Quelle cité nous restera-t-il donc pour y porter le trouble ?
Eh bien, échangez cette place forte contre une autre.
Soit, donnez-nous alors Echinos et le golfe Maliaque avec les jambes de Mégare qui le relient à la mer.
Par les deux frères divins, pas tout ça, mon brave.
Allons, vous n’allez pas vous disputer pour une paire de jambes.
Oh ! qu’il me tarde de me mettre tout nu et de labourer un beau champ !
Et moi, par les divinités, qu’il me tarde d’y porter du fumier !
Vous pourrez le faire dès que la paix sera conclue. Allons, si vous êtes d’accord, décidez et allez en parler aux alliés.
À quels alliés, ma chérie ? Nous avons envie de goûter de vos baisers. Est-ce qu’ils ne comprendront pas, les alliés, que tous nous voulons faire l’amour ?
Par les divinités, nous sommes tous du même avis.
Oui, par Zeus, même et surtout ces débauchés de Caristhiens.
Parfait. Et maintenant veillez à vous purifier pour que les femmes puissent vous accueillir au festin dans la citadelle. Nous vous donnerons tout ce que nous avons dans nos paniers. Vous recouvrerez vos femmes, et chacun de vous amènera sa chacune.
Allons-y au plus vite.
Nous te suivons.
Allons, par Zeus, et rapidement.
Et les couvertures de lit aux couleurs bigarrées, et les manteaux, et les robes d’étoffe fine, et les objets d’or, tout ce qui m’appartient, j’offre tout à tous, sans hésitation. Emportez tout pour vos enfants, pour vos filles quand elles seront canéphores. Je vous le dis à tous, prenez tout ce que j’ai chez moi. Rien n’est si fortement enfermé que vous ne puissiez enlever les sceaux de cire et tout emporter. Quand vous aurez bien regardé partout… vous ne trouverez rien, à moins que vous n’ayez meilleure vue que moi. Et si quelqu’un ne peut donner à manger à ses esclaves et à ses nombreux petits enfants, il pourra me demander des céréales pilées ; il y a chez moi un gros pain de douze livres, vous verrez.
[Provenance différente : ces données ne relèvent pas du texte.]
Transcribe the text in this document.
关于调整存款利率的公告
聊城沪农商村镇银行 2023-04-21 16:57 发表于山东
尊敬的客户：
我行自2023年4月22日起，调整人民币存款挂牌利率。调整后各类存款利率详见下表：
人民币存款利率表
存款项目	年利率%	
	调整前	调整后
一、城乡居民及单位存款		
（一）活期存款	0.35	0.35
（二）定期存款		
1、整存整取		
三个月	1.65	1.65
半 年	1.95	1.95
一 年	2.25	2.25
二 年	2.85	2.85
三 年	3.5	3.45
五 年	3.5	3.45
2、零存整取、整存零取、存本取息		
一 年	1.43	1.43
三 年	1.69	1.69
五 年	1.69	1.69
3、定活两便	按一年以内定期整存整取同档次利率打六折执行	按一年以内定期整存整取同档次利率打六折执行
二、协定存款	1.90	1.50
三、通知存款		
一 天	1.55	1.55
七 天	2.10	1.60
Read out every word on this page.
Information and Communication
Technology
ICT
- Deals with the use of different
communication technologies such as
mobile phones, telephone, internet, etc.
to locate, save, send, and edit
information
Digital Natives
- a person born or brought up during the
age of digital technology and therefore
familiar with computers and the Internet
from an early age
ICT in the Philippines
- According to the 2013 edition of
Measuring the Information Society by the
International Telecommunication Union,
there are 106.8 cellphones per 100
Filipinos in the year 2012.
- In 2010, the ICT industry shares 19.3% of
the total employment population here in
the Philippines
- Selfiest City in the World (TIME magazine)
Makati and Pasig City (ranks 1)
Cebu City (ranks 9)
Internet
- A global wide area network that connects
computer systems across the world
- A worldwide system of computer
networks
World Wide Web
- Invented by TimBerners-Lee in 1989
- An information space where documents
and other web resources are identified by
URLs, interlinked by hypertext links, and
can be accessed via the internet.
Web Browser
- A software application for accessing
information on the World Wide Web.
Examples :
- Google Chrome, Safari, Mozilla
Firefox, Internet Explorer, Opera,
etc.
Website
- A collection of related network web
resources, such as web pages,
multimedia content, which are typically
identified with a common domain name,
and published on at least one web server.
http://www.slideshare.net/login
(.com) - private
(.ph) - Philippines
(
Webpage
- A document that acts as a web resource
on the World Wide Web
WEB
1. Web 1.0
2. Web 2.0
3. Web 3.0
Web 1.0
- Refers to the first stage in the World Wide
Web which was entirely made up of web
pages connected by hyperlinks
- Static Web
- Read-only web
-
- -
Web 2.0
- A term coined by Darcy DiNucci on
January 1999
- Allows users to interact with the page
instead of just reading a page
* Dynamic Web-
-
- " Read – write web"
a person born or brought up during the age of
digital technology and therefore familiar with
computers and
Les pauvres peuvent venir à la maison avec des sacs et des besaces, Manès, mon esclave, leur donnera du blé. Pourtant, que personne n’approche de ma porte, croyez-moi, et gare au chien !
Ouvre-moi la porte.
Passe ton chemin. Eh bien, voilà qu’ils s’asseyent là ! Voulez-vous que je vous brûle avec mon flambeau ? Vous en avez, de l’audace, de vouloir entrer ici.
Je ne m’en irai pas.
Puisqu’il faut le faire pour vous être agréable, j’irai jusqu’au bout.
Eh bien, allons-y.
Vous en irez-vous ? Vous allez avoir mal aux cheveux et verser des larmes amères. Si vous restez là, vous empêcherez les Laconiens de sortir du banquet, où ils se sont bien repus.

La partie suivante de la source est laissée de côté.